Heart wall upon heart wall
adds petals to it.One more word like this word, and the hammers
will swing over open ground.
I know that some will say that you do need to understand these poems. They are coded messages about the Holocaust perhaps, or about other events in the poet’s life, and not trying to understand them devalues the poetry. People who say this usually work at literature departments of universities and make a living off explaining poems to others. And I won’t entirely disagree. There may be multiple layers in a poem, some of them purely rooted in the image, some of them in the sound of the words, and some again in their meaning. That’s fine, and if you can get enjoyment or insights from understanding the hidden meaning, then go ahead.
Here I'm not talking to those who are already experts in reading and understanding poetry. For the person who just encounters a poem like that for the first time, it would be bad advice to try and understand every word and every hidden meaning in it. If the poet wanted us to do this, they would have written the meaning out, rather than those images and words that they used. Some people do that, and what they produce is called an essay or a pamphlet, or an instruction manual. But not a poem. The mystery of the language, the richness of the images, the hidden meanings — these are all necessary parts of poems of this kind, and it would be a waste of the poet's effort to strip his work of them in order to just “understand” them.
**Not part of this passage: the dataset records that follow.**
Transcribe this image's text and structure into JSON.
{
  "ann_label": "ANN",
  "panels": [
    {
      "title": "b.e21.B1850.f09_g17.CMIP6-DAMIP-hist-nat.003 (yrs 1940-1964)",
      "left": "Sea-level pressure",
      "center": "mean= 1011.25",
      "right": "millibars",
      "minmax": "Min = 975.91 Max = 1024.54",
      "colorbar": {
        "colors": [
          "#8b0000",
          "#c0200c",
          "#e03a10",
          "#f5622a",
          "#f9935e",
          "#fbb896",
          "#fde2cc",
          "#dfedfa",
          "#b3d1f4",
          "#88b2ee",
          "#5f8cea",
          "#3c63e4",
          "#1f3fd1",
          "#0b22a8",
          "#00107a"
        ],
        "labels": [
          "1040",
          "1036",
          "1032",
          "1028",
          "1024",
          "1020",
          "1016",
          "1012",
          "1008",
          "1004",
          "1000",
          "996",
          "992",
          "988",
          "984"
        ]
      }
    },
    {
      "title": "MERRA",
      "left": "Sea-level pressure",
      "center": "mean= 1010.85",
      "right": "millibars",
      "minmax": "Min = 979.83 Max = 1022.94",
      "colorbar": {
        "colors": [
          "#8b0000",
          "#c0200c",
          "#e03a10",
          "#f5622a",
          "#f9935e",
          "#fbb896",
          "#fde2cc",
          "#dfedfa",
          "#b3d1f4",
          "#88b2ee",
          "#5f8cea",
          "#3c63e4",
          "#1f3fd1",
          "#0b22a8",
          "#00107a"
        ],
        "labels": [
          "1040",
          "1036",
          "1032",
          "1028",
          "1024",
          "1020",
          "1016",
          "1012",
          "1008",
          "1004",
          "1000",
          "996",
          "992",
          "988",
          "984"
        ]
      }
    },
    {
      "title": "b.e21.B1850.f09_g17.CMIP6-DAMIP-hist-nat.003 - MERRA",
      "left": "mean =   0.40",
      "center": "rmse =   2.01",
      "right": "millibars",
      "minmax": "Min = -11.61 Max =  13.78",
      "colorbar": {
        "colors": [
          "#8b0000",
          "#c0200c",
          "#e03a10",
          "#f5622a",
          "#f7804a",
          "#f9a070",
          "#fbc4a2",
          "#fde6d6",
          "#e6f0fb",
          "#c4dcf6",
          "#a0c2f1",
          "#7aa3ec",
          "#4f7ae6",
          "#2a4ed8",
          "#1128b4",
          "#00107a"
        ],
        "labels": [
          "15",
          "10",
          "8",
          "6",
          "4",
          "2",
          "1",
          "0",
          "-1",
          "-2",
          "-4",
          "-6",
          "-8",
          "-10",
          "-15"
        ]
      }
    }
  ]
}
Let me show you another one, this one from a Greek poet I love, Yannis Ritsos. As with all these poets, translations often ruin the work, but we cannot do much about that. Not reading Neruda, Celan or Ritsos at all, because they don't write English, would certainly be worse than to read them in translation.
So, here we go:
Forgetfulness
The house with the wooden staircase and the orange trees,
facing the azure, big mountain. The countryside gently
walks around inside the rooms. The two mirrors
reflect the singing of the birds. Only
that in the middle of the bedroom lie abandoned
two fabric slippers for the old. So,
when the night falls, the dead visit the house again
in order to collect something of theirs left behind,
a scarf, a vest, a shirt, two socks
and then, possibly due to short memory or carelessness,
they take along something of ours. Next day,
the postman passes our door without stopping.
Listen to these words, these images, listen to their taste:
“The countryside gently walks around inside the rooms.”
“The two mirrors reflect the singing of birds.”
Why are the dead careless? Why have they left behind a scarf, a vest, a shirt, two socks? Nobody knows. But it doesn't matter. What matters is the sound of the words, the echo of the images in one's mind, the nameless things that one can take away from it all.
Some kinds of poetry speak to us as the sky and the hills spoke to the farmer of old. There is nothing to understand and everything to just stop, and be silent, and listen to.